Gervais has been an executive producer and writer for the U.S. version, so his involvement makes this an internal hire for NBC. It is already understood his British character will make an appearance on the show this season. Could this be a preemptive strike to the upcoming loss of Carell?
One of Lost's most respected actors would bring a level of creepiness to the head position at Dunder-Mifflin. Emerson, who portrayed Ben Linus on Lost, has already experienced the leadership role on television. Just imagine those frightening eyes bearing down on Pam Beesley Halpert as she counts her jelly beans.
Emerson's soft voice and small stature would add that little bit of innocence to a character who could scare the Kitten Mittons off any cat. The humor wouldn't come from awkward situations or misunderstood sayings - a la Michael Scott - but rather the hilarity of fear that comes with the actor.
Hire from within:
John Krasinski or Rainn Wilson would be great fit if NBC decides to hire from within the show. Some have called for Pam to take the reigns, but frankly, that would be a boring show - she has long been the "straight man" of the show.
Krasinski has been groomed for the role for some time now, but I'm not sure he can hold down an entire season on his own. Rainn Wilson has the attitude and the persistence to bring Dwight Schrute to the top of the food chain in the paper industry. The character's ambition is fitting for such a rise and he would relish in the limelight. But the season would still rely on supporting characters and guest stars to egg on Schrute's madness.
I'm not sure NBC is ready to dive back into Conan O'Brien's pool just yet, but Richter deserves an opportunity to shine. Whether he still cares about an opportunity as a leading man or not, this role screams his name. The brand of humor that Richter brings would be a great blend of sarcasm and mindlessness.
Few people have anything against Richter, but there's just no way NBC goes this direction.
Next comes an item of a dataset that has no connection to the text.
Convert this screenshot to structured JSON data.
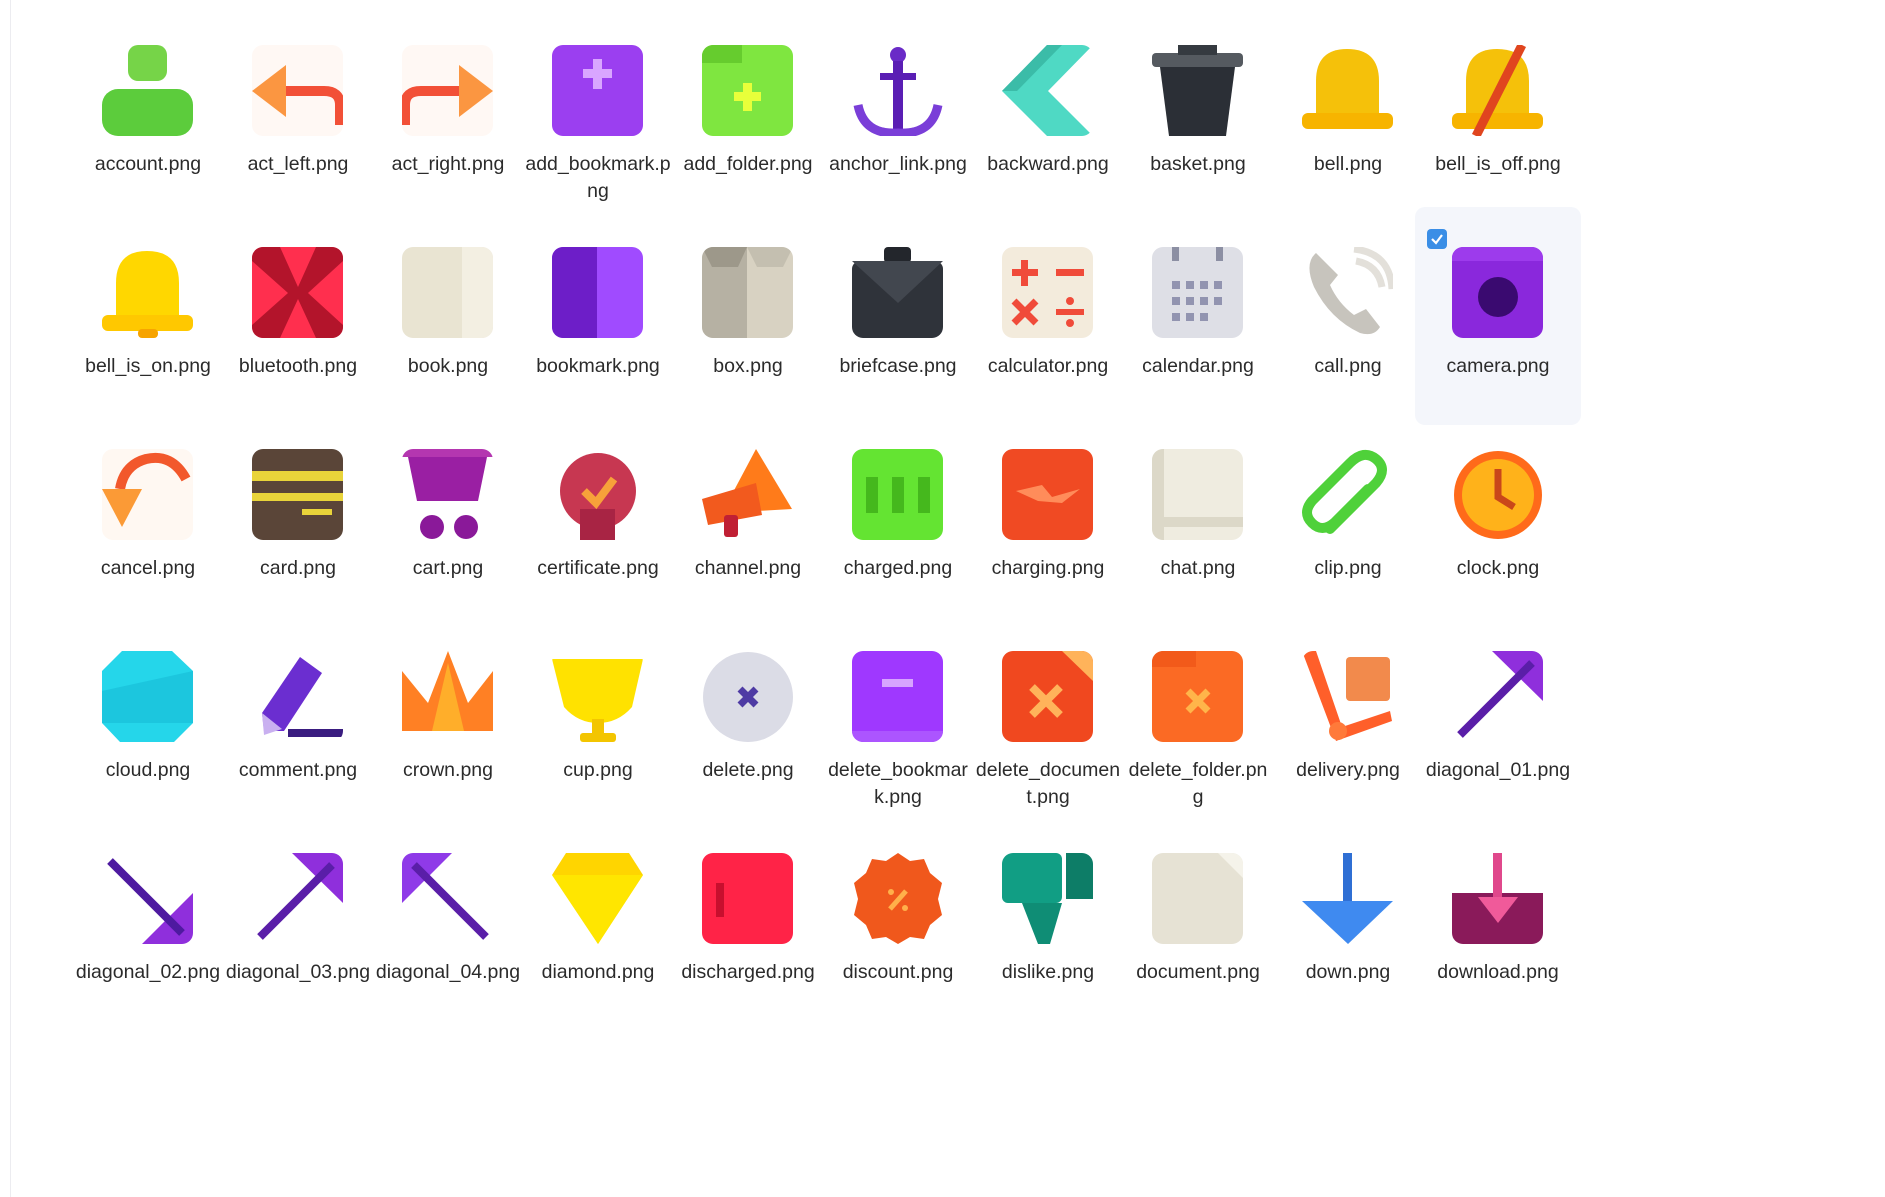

He would most likely keep his game close to Conan O'Brien as the latter heads to TBS for his new late-night special. Loyalty goes a long way with Richter, but then again, that is Michael Scott's strong suit - or so he claims.
Who else would you like to see in the Regional Manager position at Dunder-Mifflin's Scranton branch? The Office needs a strong personality if it hopes to continue for multiple seasons without Steve Carell's Michael Scott.